Marçal Aquino, escritor elegante de histórias espinhosas, foi na mesma vibe ao metamorfosear a literatura em cachaça. É como se dissessem: é meu fraco, é do que gosto, é o que me anima. É meu forte.

Como se vê, ela, que já teve má fama (por puro elitismo), está sempre nas melhores bocas. Chico Buarque, por exemplo, cantou-a para o "caro amigo", um exilado em tempos de chumbo: "A gente vai tomando". Sem ela, continuava o compositor, "ninguém segura esse rojão". Naquela época, a inflação era alta. Então, a rima se completava: "é pirueta pra cavar o ganha-pão."

Já o ganha-pinga está em "O Malandro". Na dureza, ele "Senta à mesa/do café/Bebe um gole/de cachaça/acha graça/e dá no pé."

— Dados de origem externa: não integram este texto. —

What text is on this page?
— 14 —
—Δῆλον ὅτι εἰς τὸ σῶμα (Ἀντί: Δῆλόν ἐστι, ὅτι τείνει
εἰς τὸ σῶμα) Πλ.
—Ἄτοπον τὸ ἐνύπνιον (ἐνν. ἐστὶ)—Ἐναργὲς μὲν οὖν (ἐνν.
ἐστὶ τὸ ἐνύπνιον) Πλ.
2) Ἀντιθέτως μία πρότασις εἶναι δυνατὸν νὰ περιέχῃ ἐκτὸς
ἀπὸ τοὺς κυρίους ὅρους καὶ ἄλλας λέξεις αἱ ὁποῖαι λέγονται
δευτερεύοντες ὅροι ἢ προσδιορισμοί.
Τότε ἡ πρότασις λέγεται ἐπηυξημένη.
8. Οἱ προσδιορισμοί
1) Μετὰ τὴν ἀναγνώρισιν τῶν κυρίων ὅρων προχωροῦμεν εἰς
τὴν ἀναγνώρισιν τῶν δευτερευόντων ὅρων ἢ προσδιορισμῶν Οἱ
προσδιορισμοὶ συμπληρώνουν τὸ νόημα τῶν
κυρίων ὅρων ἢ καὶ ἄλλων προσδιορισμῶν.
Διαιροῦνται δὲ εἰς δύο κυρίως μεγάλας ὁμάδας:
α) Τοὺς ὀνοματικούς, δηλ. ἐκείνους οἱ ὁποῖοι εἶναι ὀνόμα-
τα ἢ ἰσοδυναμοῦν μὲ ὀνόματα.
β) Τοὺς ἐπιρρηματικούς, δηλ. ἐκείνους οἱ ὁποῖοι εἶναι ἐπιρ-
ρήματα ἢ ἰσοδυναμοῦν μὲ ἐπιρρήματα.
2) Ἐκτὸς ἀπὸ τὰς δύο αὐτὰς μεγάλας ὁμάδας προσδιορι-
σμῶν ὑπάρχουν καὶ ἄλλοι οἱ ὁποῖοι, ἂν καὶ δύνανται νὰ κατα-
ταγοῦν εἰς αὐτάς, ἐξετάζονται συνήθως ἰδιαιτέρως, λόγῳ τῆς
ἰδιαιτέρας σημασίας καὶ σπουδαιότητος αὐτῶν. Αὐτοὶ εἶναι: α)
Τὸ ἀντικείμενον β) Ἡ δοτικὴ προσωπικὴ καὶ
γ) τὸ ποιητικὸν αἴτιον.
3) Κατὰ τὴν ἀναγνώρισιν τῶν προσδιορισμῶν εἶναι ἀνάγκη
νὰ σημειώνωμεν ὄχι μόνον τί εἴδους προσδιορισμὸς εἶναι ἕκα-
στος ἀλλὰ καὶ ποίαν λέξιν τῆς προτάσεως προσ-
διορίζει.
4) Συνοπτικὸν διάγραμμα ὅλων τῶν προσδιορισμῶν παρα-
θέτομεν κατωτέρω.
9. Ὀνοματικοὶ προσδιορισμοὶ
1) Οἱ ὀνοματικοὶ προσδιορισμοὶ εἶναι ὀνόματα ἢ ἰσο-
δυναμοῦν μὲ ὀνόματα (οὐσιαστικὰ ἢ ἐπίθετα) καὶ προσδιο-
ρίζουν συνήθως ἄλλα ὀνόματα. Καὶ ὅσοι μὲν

João Cabral de Melo Neto tinha dores de cabeça terríveis, mas não negava uma caninha. Principalmente se fosse produzida pelo amigo Vicente do Rego Monteiro, o pintor: "Bebi da aguardente/ que fabricaste,/servida às vezes/ numa leiteira./Mas sobretudo/ senti o susto/ de tuas surpresas."

Graciliano Ramos, outro apreciador do supra-suco dos alambiques, buscava no cárcere uns golinhos de contrabando para segurar aquele rojão. Preso em 1936, acusado de ser comunista, publicou as memórias desse período, que durou onze meses. Nelas conta como sua esposa trouxe escondida uma garrafa no dia de seu aniversário: "Arranjei meio de espatifar a rolha, enchi o caneco, fui pródigo."

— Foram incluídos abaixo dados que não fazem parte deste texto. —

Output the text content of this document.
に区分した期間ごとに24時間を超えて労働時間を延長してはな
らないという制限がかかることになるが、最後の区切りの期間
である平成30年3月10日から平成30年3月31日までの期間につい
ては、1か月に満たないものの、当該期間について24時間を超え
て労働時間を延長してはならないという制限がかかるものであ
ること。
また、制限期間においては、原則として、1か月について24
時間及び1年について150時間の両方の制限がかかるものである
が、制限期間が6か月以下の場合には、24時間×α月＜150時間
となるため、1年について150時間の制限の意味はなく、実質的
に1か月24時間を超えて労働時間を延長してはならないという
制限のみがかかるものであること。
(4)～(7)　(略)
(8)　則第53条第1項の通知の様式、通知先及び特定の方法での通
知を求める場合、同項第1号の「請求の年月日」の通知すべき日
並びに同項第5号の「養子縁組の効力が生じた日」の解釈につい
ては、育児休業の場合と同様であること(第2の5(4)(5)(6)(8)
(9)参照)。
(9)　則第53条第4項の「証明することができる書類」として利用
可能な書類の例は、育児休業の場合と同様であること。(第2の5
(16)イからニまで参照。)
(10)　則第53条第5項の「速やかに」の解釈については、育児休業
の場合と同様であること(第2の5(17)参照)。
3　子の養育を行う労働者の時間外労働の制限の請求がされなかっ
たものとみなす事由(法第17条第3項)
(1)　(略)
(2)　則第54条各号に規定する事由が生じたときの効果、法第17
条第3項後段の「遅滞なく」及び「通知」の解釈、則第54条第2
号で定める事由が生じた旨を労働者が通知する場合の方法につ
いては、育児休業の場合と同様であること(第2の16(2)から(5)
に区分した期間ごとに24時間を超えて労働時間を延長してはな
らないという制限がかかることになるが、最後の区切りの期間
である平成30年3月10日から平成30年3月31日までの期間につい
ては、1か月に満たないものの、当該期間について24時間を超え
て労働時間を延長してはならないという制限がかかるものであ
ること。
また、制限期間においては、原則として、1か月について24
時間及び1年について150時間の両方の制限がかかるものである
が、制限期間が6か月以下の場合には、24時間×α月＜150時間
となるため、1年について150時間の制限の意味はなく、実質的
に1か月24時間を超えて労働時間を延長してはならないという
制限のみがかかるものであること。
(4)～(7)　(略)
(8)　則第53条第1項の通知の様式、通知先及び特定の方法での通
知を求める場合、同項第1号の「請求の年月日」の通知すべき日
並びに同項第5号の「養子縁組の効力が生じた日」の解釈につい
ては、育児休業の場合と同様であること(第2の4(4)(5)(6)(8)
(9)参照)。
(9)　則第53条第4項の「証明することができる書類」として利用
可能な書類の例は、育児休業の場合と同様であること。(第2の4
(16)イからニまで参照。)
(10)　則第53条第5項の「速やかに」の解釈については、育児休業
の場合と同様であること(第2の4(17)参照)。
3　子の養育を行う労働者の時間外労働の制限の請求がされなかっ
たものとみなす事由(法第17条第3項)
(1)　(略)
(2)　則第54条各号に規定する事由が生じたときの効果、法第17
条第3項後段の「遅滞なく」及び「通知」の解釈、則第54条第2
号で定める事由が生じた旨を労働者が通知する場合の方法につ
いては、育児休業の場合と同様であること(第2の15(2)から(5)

Maurício Ayer, professor, pesquisador e um dos responsáveis pelo ótimo site Mapa da Cachaça, lembra em ensaio que a relação de Graciliano com a aguardente era de gosto, sim, mas também de janela para a liberdade e avivamento das lembranças, tal como a madeleine de Proust.

No diário do mestre alagoano, a voz do companheiro de prisão e pileque "desmaiava no som das ondas". Eram ruídos longínquos, que embalavam o "trabalho na minha sala de jantar", numa turva mistura daquele presente com o passado.

Trabalho que lhe era negado e hoje falta. O tempo se perde no decorrer da história, dizia Gil. Algumas partes, é melhor não repetir. As jabuticabas seguem vivas. Assim como a receita de caipirinha do padre bon-vivant que um dia foi meu vizinho.

Caipirinha de jabuticaba

  • Um punhado de jabuticabas (cinco ou seis)
  • 60 ml de cachaça
  • Duas colheres de açúcar

Passo a passo

Macere as frutas e o açúcar num copo americano. Acrescente gelo e em seguida a pinga. Mexa devagar até misturar bem os ingredientes.